With GNU awk for arrays of arrays:
$ awk '{a[$1][(NR>FNR)]=$2} END{for (i in a) print i, a[i][0], a[i][1]}' file{1,2}
1 dog woof
2 cat meow
3 fox
4 cow mooh
or with any awk:
$ awk '{keys[$1]; a[$1,(NR>FNR)]=$2} END{for (i in keys) print i, a[i,0], a[i,1]}' file{1,2}
1 dog woof
2 cat meow
3 fox
4 cow mooh
Although the above produces the output in numerically ascending order of the first field that's just luck/coincidence - the order of the output lines is actually "random" (typically hash order) courtesy of the "in" operator. Pipe the output to sort -k1,1n (or set PROCINFO["sorted_in"]="@ind_num_asc" at the start of the END section in GNU awk) if you care about that.
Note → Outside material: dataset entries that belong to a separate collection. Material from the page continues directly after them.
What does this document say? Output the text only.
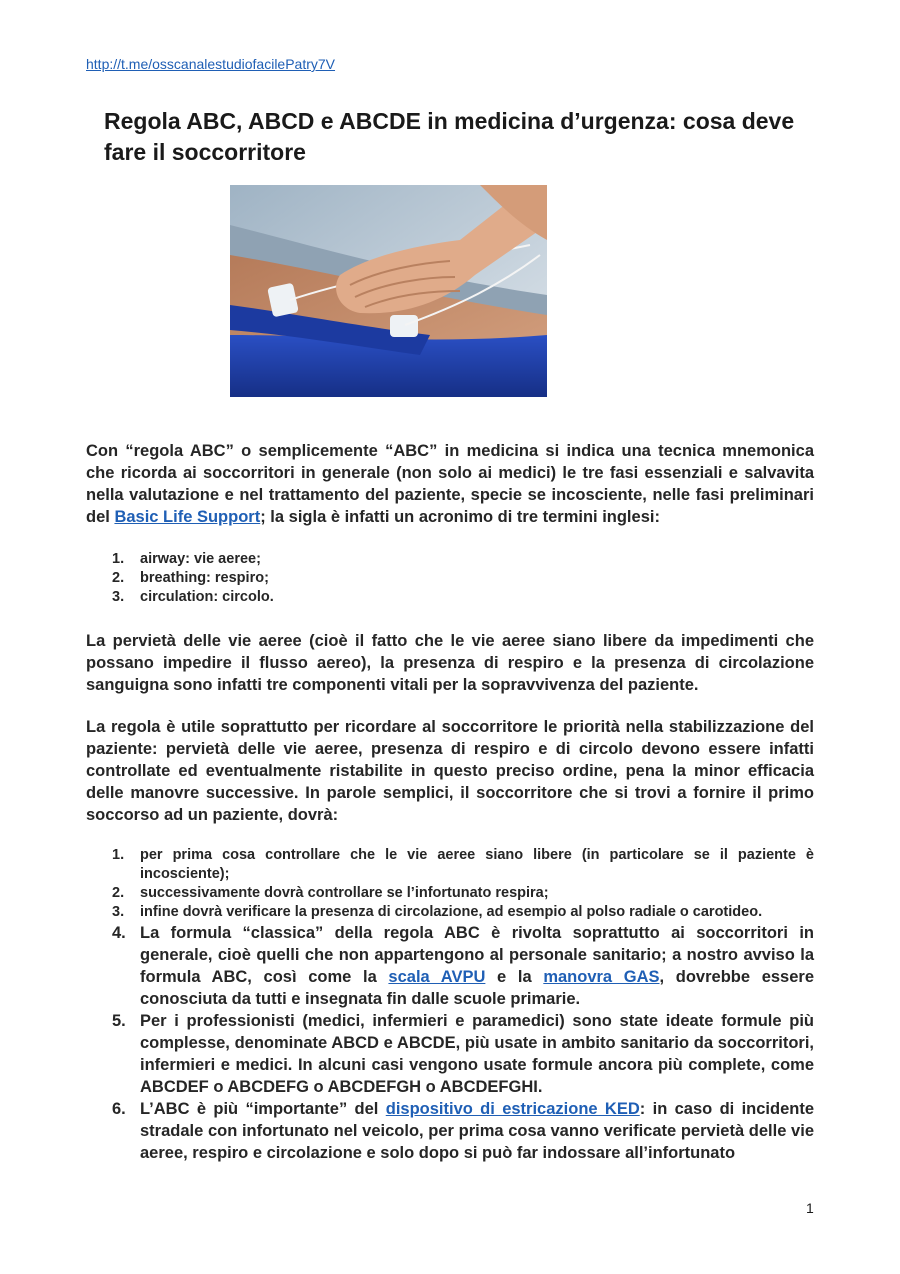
http://t.me/osscanalestudiofacilePatry7V
Regola ABC, ABCD e ABCDE in medicina d’urgenza: cosa deve fare il soccorritore

Con “regola ABC” o semplicemente “ABC” in medicina si indica una tecnica mnemonica che ricorda ai soccorritori in generale (non solo ai medici) le tre fasi essenziali e salvavita nella valutazione e nel trattamento del paziente, specie se incosciente, nelle fasi preliminari del Basic Life Support; la sigla è infatti un acronimo di tre termini inglesi:

1. airway: vie aeree;
2. breathing: respiro;
3. circulation: circolo.

La pervietà delle vie aeree (cioè il fatto che le vie aeree siano libere da impedimenti che possano impedire il flusso aereo), la presenza di respiro e la presenza di circolazione sanguigna sono infatti tre componenti vitali per la sopravvivenza del paziente.

La regola è utile soprattutto per ricordare al soccorritore le priorità nella stabilizzazione del paziente: pervietà delle vie aeree, presenza di respiro e di circolo devono essere infatti controllate ed eventualmente ristabilite in questo preciso ordine, pena la minor efficacia delle manovre successive. In parole semplici, il soccorritore che si trovi a fornire il primo soccorso ad un paziente, dovrà:

1. per prima cosa controllare che le vie aeree siano libere (in particolare se il paziente è incosciente);
2. successivamente dovrà controllare se l’infortunato respira;
3. infine dovrà verificare la presenza di circolazione, ad esempio al polso radiale o carotideo.
4. La formula “classica” della regola ABC è rivolta soprattutto ai soccorritori in generale, cioè quelli che non appartengono al personale sanitario; a nostro avviso la formula ABC, così come la scala AVPU e la manovra GAS, dovrebbe essere conosciuta da tutti e insegnata fin dalle scuole primarie.
5. Per i professionisti (medici, infermieri e paramedici) sono state ideate formule più complesse, denominate ABCD e ABCDE, più usate in ambito sanitario da soccorritori, infermieri e medici. In alcuni casi vengono usate formule ancora più complete, come ABCDEF o ABCDEFG o ABCDEFGH o ABCDEFGHI.
6. L’ABC è più “importante” del dispositivo di estricazione KED: in caso di incidente stradale con infortunato nel veicolo, per prima cosa vanno verificate pervietà delle vie aeree, respiro e circolazione e solo dopo si può far indossare all’infortunato
1
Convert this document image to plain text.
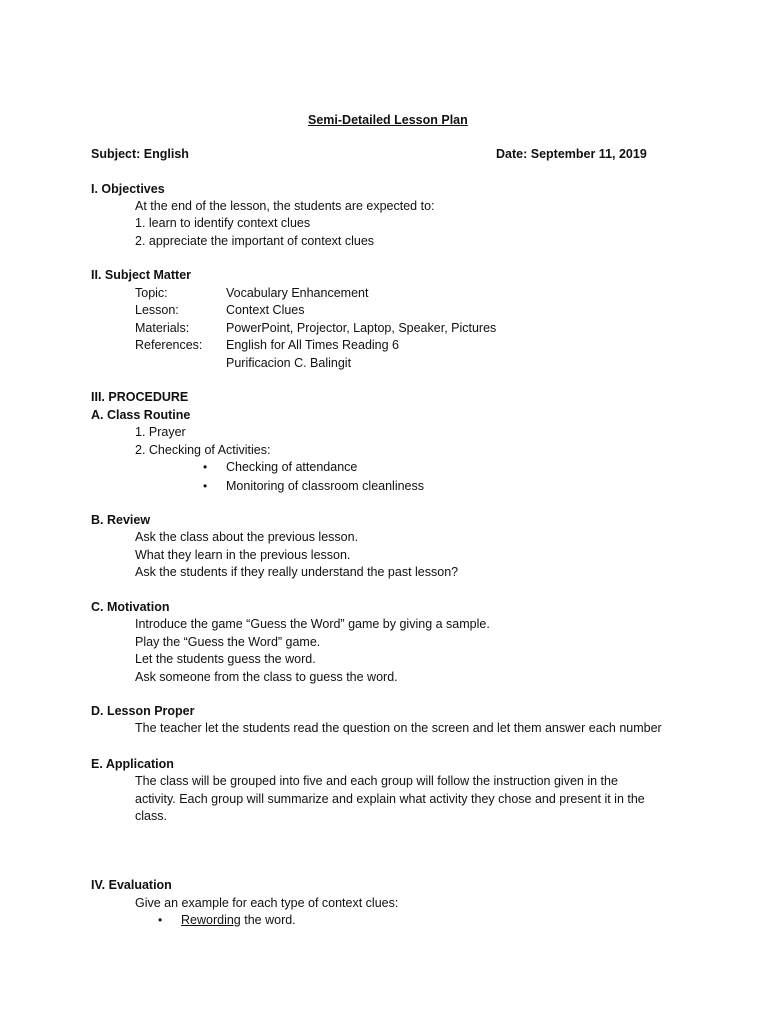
Semi-Detailed Lesson Plan
Subject: English	Date: September 11, 2019
I. Objectives
At the end of the lesson, the students are expected to:
1. learn to identify context clues
2. appreciate the important of context clues
II. Subject Matter
Topic:	Vocabulary Enhancement
Lesson:	Context Clues
Materials:	PowerPoint, Projector, Laptop, Speaker, Pictures
References: English for All Times Reading 6
Purificacion C. Balingit
III. PROCEDURE
A. Class Routine
1. Prayer
2. Checking of Activities:
• Checking of attendance
• Monitoring of classroom cleanliness
B. Review
Ask the class about the previous lesson.
What they learn in the previous lesson.
Ask the students if they really understand the past lesson?
C. Motivation
Introduce the game “Guess the Word” game by giving a sample.
Play the “Guess the Word” game.
Let the students guess the word.
Ask someone from the class to guess the word.
D. Lesson Proper
The teacher let the students read the question on the screen and let them answer each number
E. Application
The class will be grouped into five and each group will follow the instruction given in the
activity. Each group will summarize and explain what activity they chose and present it in the
class.
IV. Evaluation
Give an example for each type of context clues:
• Rewording the word.
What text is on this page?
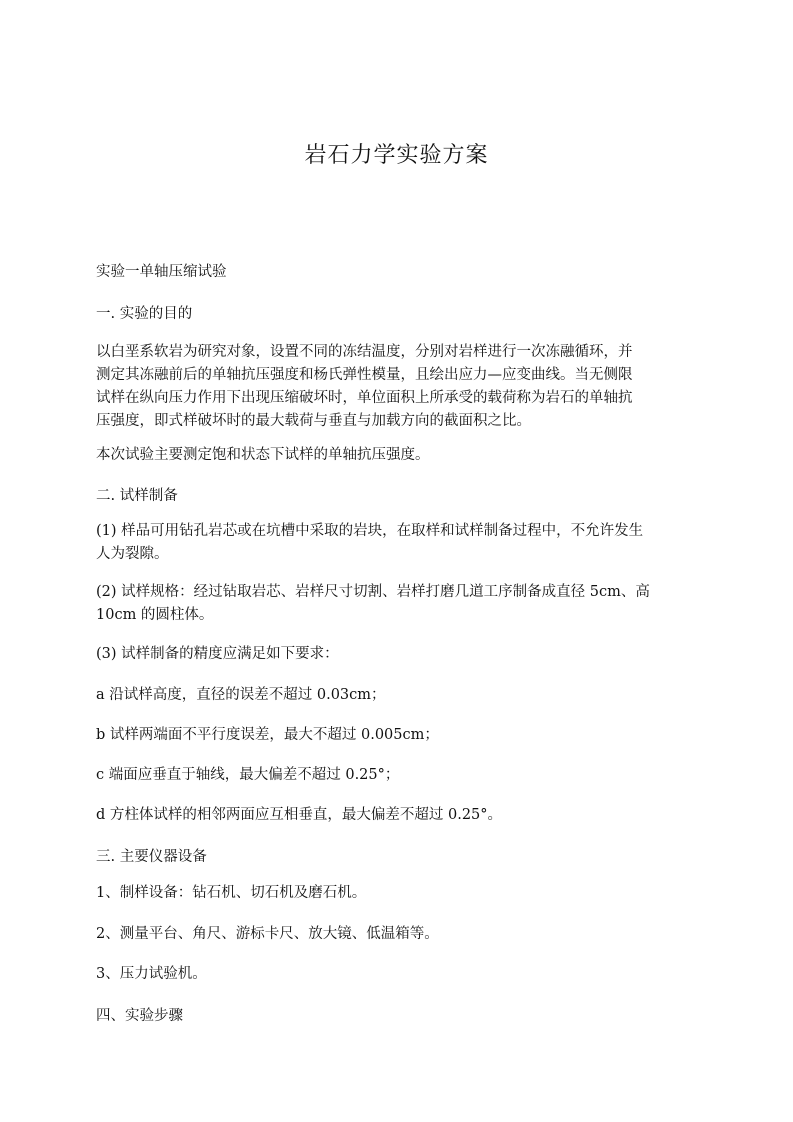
岩石力学实验方案

实验一单轴压缩试验

一. 实验的目的

以白垩系软岩为研究对象，设置不同的冻结温度，分别对岩样进行一次冻融循环，并
测定其冻融前后的单轴抗压强度和杨氏弹性模量，且绘出应力—应变曲线。当无侧限
试样在纵向压力作用下出现压缩破坏时，单位面积上所承受的载荷称为岩石的单轴抗
压强度，即式样破坏时的最大载荷与垂直与加载方向的截面积之比。

本次试验主要测定饱和状态下试样的单轴抗压强度。

二. 试样制备

(1) 样品可用钻孔岩芯或在坑槽中采取的岩块，在取样和试样制备过程中，不允许发生
人为裂隙。
(2) 试样规格：经过钻取岩芯、岩样尺寸切割、岩样打磨几道工序制备成直径 5cm、高
10cm 的圆柱体。

(3) 试样制备的精度应满足如下要求：

a 沿试样高度，直径的误差不超过 0.03cm；

b 试样两端面不平行度误差，最大不超过 0.005cm；

c 端面应垂直于轴线，最大偏差不超过 0.25°；

d 方柱体试样的相邻两面应互相垂直，最大偏差不超过 0.25°。

三. 主要仪器设备

1、制样设备：钻石机、切石机及磨石机。

2、测量平台、角尺、游标卡尺、放大镜、低温箱等。

3、压力试验机。

四、实验步骤
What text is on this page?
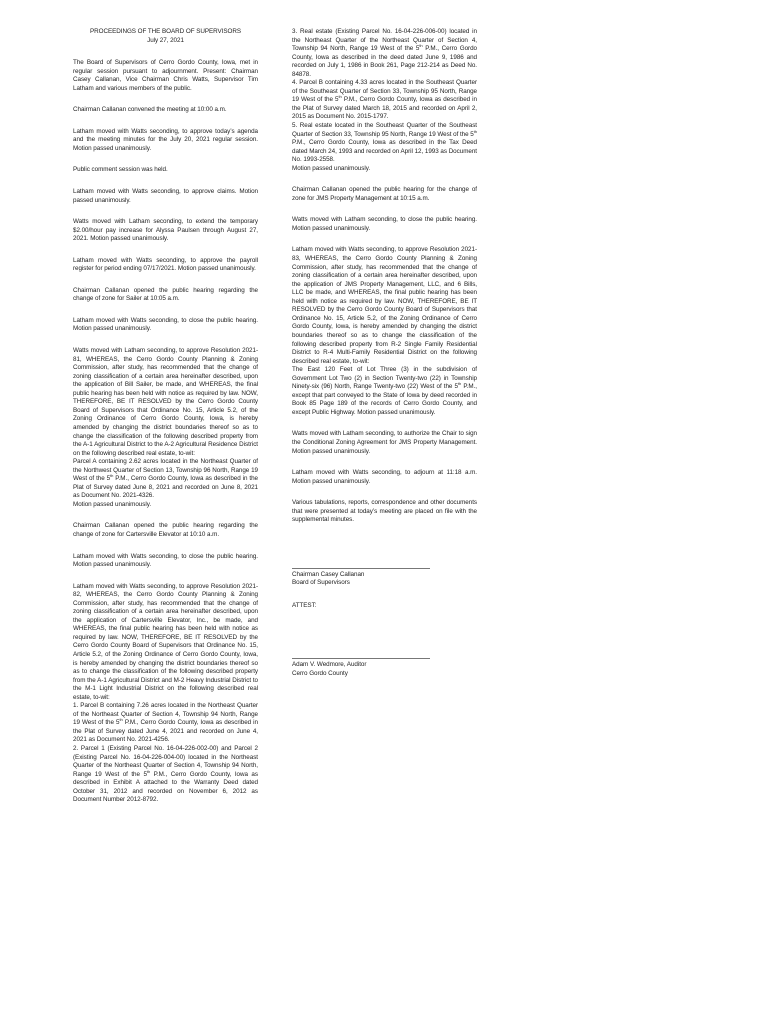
PROCEEDINGS OF THE BOARD OF SUPERVISORS
July 27, 2021

The Board of Supervisors of Cerro Gordo County, Iowa, met in regular session pursuant to adjournment. Present: Chairman Casey Callanan, Vice Chairman Chris Watts, Supervisor Tim Latham and various members of the public.

Chairman Callanan convened the meeting at 10:00 a.m.

Latham moved with Watts seconding, to approve today’s agenda and the meeting minutes for the July 20, 2021 regular session. Motion passed unanimously.

Public comment session was held.

Latham moved with Watts seconding, to approve claims. Motion passed unanimously.

Watts moved with Latham seconding, to extend the temporary $2.00/hour pay increase for Alyssa Paulsen through August 27, 2021. Motion passed unanimously.

Latham moved with Watts seconding, to approve the payroll register for period ending 07/17/2021. Motion passed unanimously.

Chairman Callanan opened the public hearing regarding the change of zone for Sailer at 10:05 a.m.

Latham moved with Watts seconding, to close the public hearing. Motion passed unanimously.

Watts moved with Latham seconding, to approve Resolution 2021-81, WHEREAS, the Cerro Gordo County Planning & Zoning Commission, after study, has recommended that the change of zoning classification of a certain area hereinafter described, upon the application of Bill Sailer, be made, and WHEREAS, the final public hearing has been held with notice as required by law. NOW, THEREFORE, BE IT RESOLVED by the Cerro Gordo County Board of Supervisors that Ordinance No. 15, Article 5.2, of the Zoning Ordinance of Cerro Gordo County, Iowa, is hereby amended by changing the district boundaries thereof so as to change the classification of the following described property from the A-1 Agricultural District to the A-2 Agricultural Residence District on the following described real estate, to-wit:
Parcel A containing 2.62 acres located in the Northeast Quarter of the Northwest Quarter of Section 13, Township 96 North, Range 19 West of the 5th P.M., Cerro Gordo County, Iowa as described in the Plat of Survey dated June 8, 2021 and recorded on June 8, 2021 as Document No. 2021-4326.
Motion passed unanimously.

Chairman Callanan opened the public hearing regarding the change of zone for Cartersville Elevator at 10:10 a.m.

Latham moved with Watts seconding, to close the public hearing. Motion passed unanimously.

Latham moved with Watts seconding, to approve Resolution 2021-82, WHEREAS, the Cerro Gordo County Planning & Zoning Commission, after study, has recommended that the change of zoning classification of a certain area hereinafter described, upon the application of Cartersville Elevator, Inc., be made, and WHEREAS, the final public hearing has been held with notice as required by law. NOW, THEREFORE, BE IT RESOLVED by the Cerro Gordo County Board of Supervisors that Ordinance No. 15, Article 5.2, of the Zoning Ordinance of Cerro Gordo County, Iowa, is hereby amended by changing the district boundaries thereof so as to change the classification of the following described property from the A-1 Agricultural District and M-2 Heavy Industrial District to the M-1 Light Industrial District on the following described real estate, to-wit:
1. Parcel B containing 7.26 acres located in the Northeast Quarter of the Northeast Quarter of Section 4, Township 94 North, Range 19 West of the 5th P.M., Cerro Gordo County, Iowa as described in the Plat of Survey dated June 4, 2021 and recorded on June 4, 2021 as Document No. 2021-4256.
2. Parcel 1 (Existing Parcel No. 16-04-226-002-00) and Parcel 2 (Existing Parcel No. 16-04-226-004-00) located in the Northeast Quarter of the Northeast Quarter of Section 4, Township 94 North, Range 19 West of the 5th P.M., Cerro Gordo County, Iowa as described in Exhibit A attached to the Warranty Deed dated October 31, 2012 and recorded on November 6, 2012 as Document Number 2012-8792.

3. Real estate (Existing Parcel No. 16-04-226-006-00) located in the Northeast Quarter of the Northeast Quarter of Section 4, Township 94 North, Range 19 West of the 5th P.M., Cerro Gordo County, Iowa as described in the deed dated June 9, 1986 and recorded on July 1, 1986 in Book 261, Page 212-214 as Deed No. 84878.
4. Parcel B containing 4.33 acres located in the Southeast Quarter of the Southeast Quarter of Section 33, Township 95 North, Range 19 West of the 5th P.M., Cerro Gordo County, Iowa as described in the Plat of Survey dated March 18, 2015 and recorded on April 2, 2015 as Document No. 2015-1797.
5. Real estate located in the Southeast Quarter of the Southeast Quarter of Section 33, Township 95 North, Range 19 West of the 5th P.M., Cerro Gordo County, Iowa as described in the Tax Deed dated March 24, 1993 and recorded on April 12, 1993 as Document No. 1993-2558.
Motion passed unanimously.

Chairman Callanan opened the public hearing for the change of zone for JMS Property Management at 10:15 a.m.

Watts moved with Latham seconding, to close the public hearing. Motion passed unanimously.

Latham moved with Watts seconding, to approve Resolution 2021-83, WHEREAS, the Cerro Gordo County Planning & Zoning Commission, after study, has recommended that the change of zoning classification of a certain area hereinafter described, upon the application of JMS Property Management, LLC, and 6 Bills, LLC be made, and WHEREAS, the final public hearing has been held with notice as required by law. NOW, THEREFORE, BE IT RESOLVED by the Cerro Gordo County Board of Supervisors that Ordinance No. 15, Article 5.2, of the Zoning Ordinance of Cerro Gordo County, Iowa, is hereby amended by changing the district boundaries thereof so as to change the classification of the following described property from R-2 Single Family Residential District to R-4 Multi-Family Residential District on the following described real estate, to-wit:
The East 120 Feet of Lot Three (3) in the subdivision of Government Lot Two (2) in Section Twenty-two (22) in Township Ninety-six (96) North, Range Twenty-two (22) West of the 5th P.M., except that part conveyed to the State of Iowa by deed recorded in Book 85 Page 189 of the records of Cerro Gordo County, and except Public Highway. Motion passed unanimously.

Watts moved with Latham seconding, to authorize the Chair to sign the Conditional Zoning Agreement for JMS Property Management. Motion passed unanimously.

Latham moved with Watts seconding, to adjourn at 11:18 a.m. Motion passed unanimously.

Various tabulations, reports, correspondence and other documents that were presented at today’s meeting are placed on file with the supplemental minutes.

Chairman Casey Callanan

Board of Supervisors

ATTEST:

Adam V. Wedmore, Auditor

Cerro Gordo County
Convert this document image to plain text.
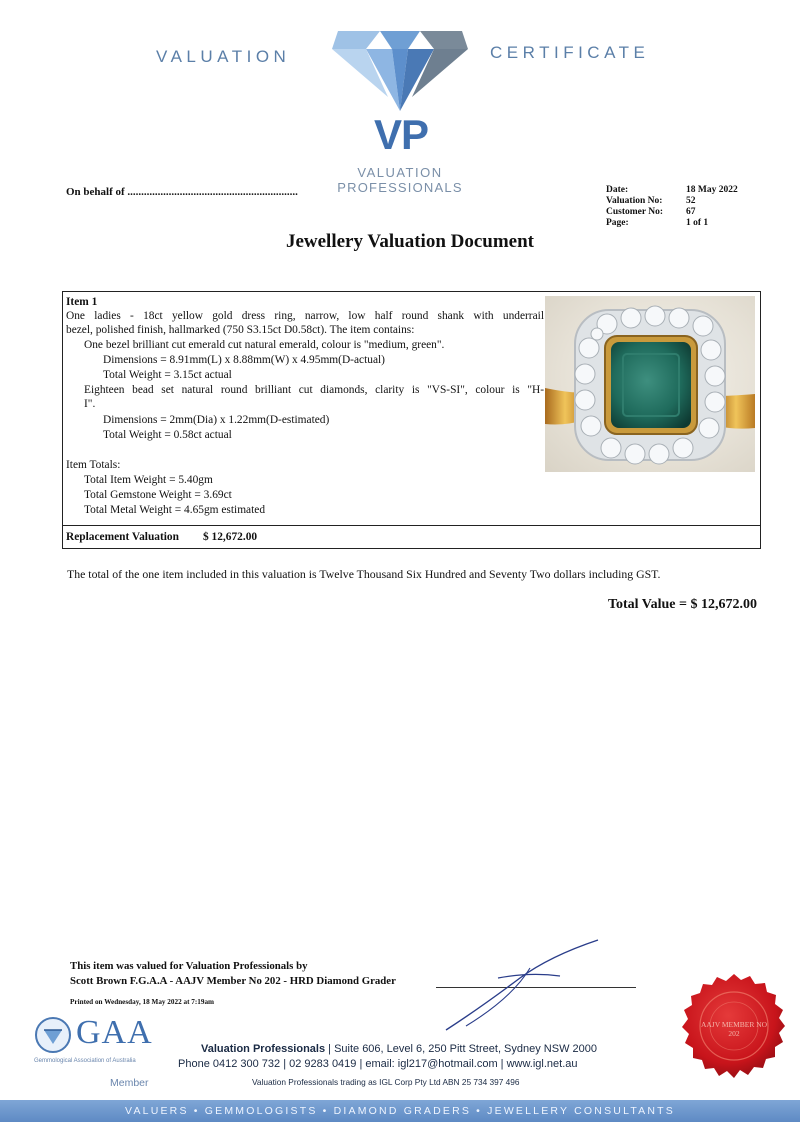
VALUATION	CERTIFICATE
VP
VALUATION
PROFESSIONALS
On behalf of ..............................................................	Date:
Valuation No:
Customer No:
Page:
18 May 2022
52
67
1 of 1
Jewellery Valuation Document
Item 1
One ladies - 18ct yellow gold dress ring, narrow, low half round shank with underrail
bezel, polished finish, hallmarked (750 S3.15ct D0.58ct). The item contains:
One bezel brilliant cut emerald cut natural emerald, colour is "medium, green".
Dimensions = 8.91mm(L) x 8.88mm(W) x 4.95mm(D-actual)
Total Weight = 3.15ct actual
Eighteen bead set natural round brilliant cut diamonds, clarity is "VS-SI", colour is "H-
I".
Dimensions = 2mm(Dia) x 1.22mm(D-estimated)
Total Weight = 0.58ct actual
Item Totals:
Total Item Weight = 5.40gm
Total Gemstone Weight = 3.69ct
Total Metal Weight = 4.65gm estimated
Replacement Valuation $ 12,672.00
The total of the one item included in this valuation is Twelve Thousand Six Hundred and Seventy Two dollars including GST.
Total Value = $ 12,672.00
This item was valued for Valuation Professionals by
Scott Brown F.G.A.A - AAJV Member No 202 - HRD Diamond Grader
Printed on Wednesday, 18 May 2022 at 7:19am
GAA
Gemmological Association of Australia
Member
Valuation Professionals | Suite 606, Level 6, 250 Pitt Street, Sydney NSW 2000
Phone 0412 300 732 | 02 9283 0419 | email: igl217@hotmail.com | www.igl.net.au
Valuation Professionals trading as IGL Corp Pty Ltd ABN 25 734 397 496
AAJV MEMBER NO 202
VALUERS • GEMMOLOGISTS • DIAMOND GRADERS • JEWELLERY CONSULTANTS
The significant differences between this and a join solution are that:
- This will work even if the input is not sorted while
join requires input sorted on the key field(s) and,
- If there's a line in file2 with a key not present in file1 (or vice-versa) this will display it spaced in a way that you can tell which file that unique line came from (unlike adding
-a2 to a join command).
Here's some more comprehensive sample input/output to test with:
$ head file{1,2}
==> file1 <==
1 dog
2 cat
4 cow
5 bear
==> file2 <==
1 woof
2 meow
3 growl
4 mooh
which we can then run either of the above awk scripts on to get the same output:
$ awk '{a[$1][(NR>FNR)]=$2} END{for (i in a) print i, a[i][0], a[i][1]}' file{1,2}
1 dog woof
2 cat meow
3 growl
4 cow mooh
5 bear
and note that 3 growl has an extra blank before growl so you know that was a unique line from file2 as opposed to using join:
$ join -a1 -a2 file1 file2
1 dog woof
2 cat meow
3 growl
4 cow mooh
5 bear
where you can't tell a unique line from file1 (e.g. 5 bear) from a unique line from file2 (e.g. 3 growl).